Integrated 3D-stacked server designs for increasing physical density of key-value stores

  • Authors:
  • Anthony Gutierrez;Michael Cieslak;Bharan Giridhar;Ronald G. Dreslinski;Luis Ceze;Trevor Mudge

  • Affiliations:
  • University of Michigan, Ann Arbor, MI, USA;University of Michigan, Ann Arbor, MI, USA;University of Michigan, Ann Arbor, MI, USA;University of Michigan, Ann Arbor, MI, USA;University of Washington, Seattle, WA, USA;University of Michigan, Ann Arbor, MI, USA

  • Venue:
  • Proceedings of the 19th international conference on Architectural support for programming languages and operating systems
  • Year:
  • 2014

Quantified Score

Hi-index 0.00

Visualization

Abstract

Key-value stores, such as Memcached, have been used to scale web services since the beginning of the Web 2.0 era. Data center real estate is expensive, and several industry experts we have spoken to have suggested that a significant portion of their data center space is devoted to key value stores. Despite its wide-spread use, there is little in the way of hardware specialization for increasing the efficiency and density of Memcached; it is currently deployed on commodity servers that contain high-end CPUs designed to extract as much instruction-level parallelism as possible.
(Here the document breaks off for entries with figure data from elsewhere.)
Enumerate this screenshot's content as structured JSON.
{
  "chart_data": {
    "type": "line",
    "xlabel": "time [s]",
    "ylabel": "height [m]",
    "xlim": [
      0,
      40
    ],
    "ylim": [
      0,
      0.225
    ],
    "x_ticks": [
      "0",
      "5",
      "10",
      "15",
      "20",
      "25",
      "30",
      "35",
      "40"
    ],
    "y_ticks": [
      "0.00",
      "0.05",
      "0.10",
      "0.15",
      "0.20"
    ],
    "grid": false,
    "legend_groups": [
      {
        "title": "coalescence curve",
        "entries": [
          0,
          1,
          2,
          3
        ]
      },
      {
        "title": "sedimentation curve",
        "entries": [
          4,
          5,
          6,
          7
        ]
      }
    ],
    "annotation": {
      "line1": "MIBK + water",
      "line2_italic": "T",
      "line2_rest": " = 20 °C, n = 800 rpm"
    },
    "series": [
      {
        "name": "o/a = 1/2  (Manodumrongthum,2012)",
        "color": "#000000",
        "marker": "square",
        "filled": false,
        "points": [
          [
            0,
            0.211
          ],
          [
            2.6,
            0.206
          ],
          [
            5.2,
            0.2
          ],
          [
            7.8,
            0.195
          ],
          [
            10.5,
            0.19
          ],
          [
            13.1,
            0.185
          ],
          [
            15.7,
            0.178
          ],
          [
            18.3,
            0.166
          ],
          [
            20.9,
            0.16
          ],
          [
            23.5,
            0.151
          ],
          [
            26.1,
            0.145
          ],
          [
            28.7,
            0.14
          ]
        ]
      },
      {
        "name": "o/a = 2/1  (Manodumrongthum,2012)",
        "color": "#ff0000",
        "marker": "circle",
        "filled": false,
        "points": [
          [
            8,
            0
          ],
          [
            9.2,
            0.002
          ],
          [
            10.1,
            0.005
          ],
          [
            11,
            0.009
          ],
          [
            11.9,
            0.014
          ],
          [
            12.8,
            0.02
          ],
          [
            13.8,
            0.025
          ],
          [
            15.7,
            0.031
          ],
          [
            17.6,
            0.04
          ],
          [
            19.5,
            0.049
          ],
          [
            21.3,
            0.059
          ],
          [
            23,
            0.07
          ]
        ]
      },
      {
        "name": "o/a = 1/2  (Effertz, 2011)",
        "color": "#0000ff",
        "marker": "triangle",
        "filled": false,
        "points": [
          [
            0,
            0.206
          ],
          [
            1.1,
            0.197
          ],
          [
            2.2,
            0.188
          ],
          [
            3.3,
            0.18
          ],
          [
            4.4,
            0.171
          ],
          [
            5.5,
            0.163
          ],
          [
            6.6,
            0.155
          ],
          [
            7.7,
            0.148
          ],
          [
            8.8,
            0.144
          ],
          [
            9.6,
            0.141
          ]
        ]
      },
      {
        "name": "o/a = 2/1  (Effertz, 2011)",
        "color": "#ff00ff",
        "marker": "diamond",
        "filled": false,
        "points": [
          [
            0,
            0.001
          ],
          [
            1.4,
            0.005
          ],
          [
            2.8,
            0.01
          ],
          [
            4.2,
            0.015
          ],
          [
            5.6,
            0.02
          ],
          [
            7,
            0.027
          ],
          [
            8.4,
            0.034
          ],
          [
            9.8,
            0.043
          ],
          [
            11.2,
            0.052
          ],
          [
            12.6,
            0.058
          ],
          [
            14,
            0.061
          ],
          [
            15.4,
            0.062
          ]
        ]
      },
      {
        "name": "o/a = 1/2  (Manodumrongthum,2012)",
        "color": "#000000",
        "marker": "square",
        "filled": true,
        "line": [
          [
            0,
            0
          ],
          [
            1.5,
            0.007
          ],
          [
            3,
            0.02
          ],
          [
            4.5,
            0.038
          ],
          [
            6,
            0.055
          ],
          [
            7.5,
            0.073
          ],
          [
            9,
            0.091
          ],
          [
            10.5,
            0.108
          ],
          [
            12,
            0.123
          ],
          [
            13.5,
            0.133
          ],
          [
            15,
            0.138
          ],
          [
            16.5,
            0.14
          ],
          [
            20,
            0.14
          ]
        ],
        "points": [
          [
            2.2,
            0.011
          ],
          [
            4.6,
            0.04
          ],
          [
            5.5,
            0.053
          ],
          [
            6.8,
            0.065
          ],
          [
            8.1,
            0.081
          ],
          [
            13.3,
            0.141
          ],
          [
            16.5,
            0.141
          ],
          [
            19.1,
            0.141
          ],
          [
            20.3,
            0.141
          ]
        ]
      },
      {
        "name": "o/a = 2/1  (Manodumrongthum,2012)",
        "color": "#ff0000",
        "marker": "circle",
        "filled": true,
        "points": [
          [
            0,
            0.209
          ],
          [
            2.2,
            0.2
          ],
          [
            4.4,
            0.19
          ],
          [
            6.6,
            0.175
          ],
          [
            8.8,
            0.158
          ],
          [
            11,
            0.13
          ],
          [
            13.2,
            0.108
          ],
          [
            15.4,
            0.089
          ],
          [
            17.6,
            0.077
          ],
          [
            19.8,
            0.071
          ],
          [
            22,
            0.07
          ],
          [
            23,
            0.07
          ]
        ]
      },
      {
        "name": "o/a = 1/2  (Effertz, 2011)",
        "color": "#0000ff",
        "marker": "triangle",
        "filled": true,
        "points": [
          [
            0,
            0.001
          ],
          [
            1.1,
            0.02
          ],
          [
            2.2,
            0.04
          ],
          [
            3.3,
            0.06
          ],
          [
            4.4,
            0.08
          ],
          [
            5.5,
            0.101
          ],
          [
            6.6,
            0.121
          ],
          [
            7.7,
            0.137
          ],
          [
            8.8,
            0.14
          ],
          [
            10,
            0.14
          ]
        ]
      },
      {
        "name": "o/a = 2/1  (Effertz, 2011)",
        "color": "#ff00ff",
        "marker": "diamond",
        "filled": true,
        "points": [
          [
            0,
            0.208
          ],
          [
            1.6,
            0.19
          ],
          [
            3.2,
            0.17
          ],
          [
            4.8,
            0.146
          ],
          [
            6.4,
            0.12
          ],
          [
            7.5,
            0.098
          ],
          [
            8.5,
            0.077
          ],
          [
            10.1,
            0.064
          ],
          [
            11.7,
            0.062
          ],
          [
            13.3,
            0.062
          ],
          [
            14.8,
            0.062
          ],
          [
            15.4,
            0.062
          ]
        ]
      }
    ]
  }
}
Out-of-order CPUs, however have been shown to be inefficient when running Memcached. To address Memcached efficiency issues, we propose two architectures using 3D stacking to increase data storage efficiency. Our first 3D architecture, Mercury, consists of stacks of ARM Cortex-A7 cores with 4GB of DRAM, as well as NICs. Our second architecture, Iridium, replaces DRAM with NAND Flash to improve density. We explore, through simulation, the potential efficiency benefits of running Memcached on servers that use 3D-stacking to closely integrate low-power CPUs with NICs and memory. With Mercury we demonstrate that density may be improved by 2.9X, power efficiency by 4.9X, throughput by 10X, and throughput per GB by 3.5X over a state-of-the-art server running optimized Memcached. With Iridium we show that density may be increased by 14X, power efficiency by 2.4X, and throughput by 5.2X, while still meeting latency requirements for a majority of requests.